Heather D. Freeman, a professor of art and digital media at UNC Charlotte, has turned her study of magical practices into a 21-episode podcast and a film.

She applied photogrammetry, the process of shooting images from different perspectives, to the folk magic objects in the museum and library archives. The photos were then used to make 3D models, which influenced the animations in the film.

Cornwall is an area famous for folk magic, which focused on solving practical problems: Make your plants grow, ease childbirth pains, heal a person with an illness, honor the dead.

Cunning folk practiced magic and were paid for it. In this all-Protestant community, cunning folk might read a Catholic prayer in Latin and it would sound magical.

“Cornwall has a reputation for folk magic and cunning folk,” Freeman said. “If you had a sick child, you may go to your local cunning man or cunning woman and say, ‘My child is sick.’ They were famous for having excellent magical practitioners.”

Never were the cunning folk called witches, a label that could get them thrown in jail or killed. “The word ‘witch’ as a word of empowerment is an incredibly modern thing, like 1960s in the United States,” Freeman said.

Magical practices in the US

Next year, Freeman will release a 12-episode podcast about the history of magical practices in the U.S.

She is fascinated by what people think about how they are practicing and what the community perceives they are practicing.
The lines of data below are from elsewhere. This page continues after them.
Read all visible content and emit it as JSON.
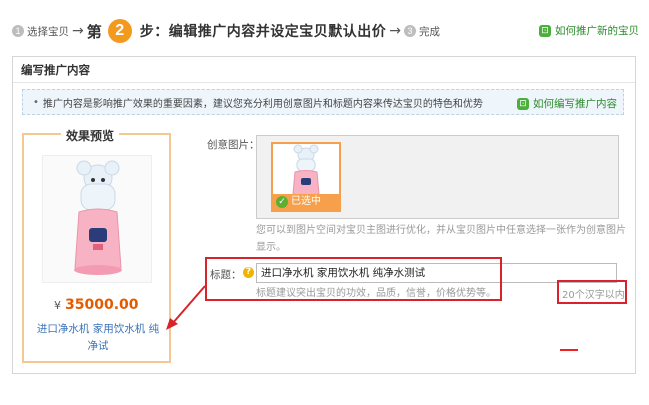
{
  "steps": {
    "step1_num": "1",
    "step1_label": "选择宝贝",
    "step2_prefix": "第",
    "step2_num": "2",
    "step2_title": "步：编辑推广内容并设定宝贝默认出价",
    "step3_num": "3",
    "step3_label": "完成",
    "help_link": "如何推广新的宝贝"
  },
  "panel": {
    "header": "编写推广内容",
    "notice_text": "推广内容是影响推广效果的重要因素，建议您充分利用创意图片和标题内容来传达宝贝的特色和优势",
    "notice_help": "如何编写推广内容"
  },
  "preview": {
    "title": "效果预览",
    "currency": "¥",
    "price": "35000.00",
    "link_text": "进口净水机 家用饮水机 纯净试"
  },
  "form": {
    "creative_label": "创意图片：",
    "selected_label": "已选中",
    "creative_hint": "您可以到图片空间对宝贝主图进行优化，并从宝贝图片中任意选择一张作为创意图片显示。",
    "title_label": "标题：",
    "title_value": "进口净水机 家用饮水机 纯净水测试",
    "title_hint": "标题建议突出宝贝的功效，品质，信誉，价格优势等。",
    "title_limit": "20个汉字以内"
  },
  "colors": {
    "accent_orange": "#f39a1e",
    "price_orange": "#e35b00",
    "link_blue": "#3b73b9",
    "help_green": "#2b8a2b",
    "annotation_red": "#d9232a"
  }
}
One episode will be dedicated to satanic panic, a period in the 1980s and 1990s when unsubstantiated reports led to arrests, trials and prison for the accused.

“In the history of the United States, you have these really interesting cultural innovations happening where people are either practicing something that looks like magic but they don’t think of it that way. Or they’re practicing something that for them is religion and other people decide it’s magic,” Freeman said. “Very often, there are racial and gender and class biases that really impact people.”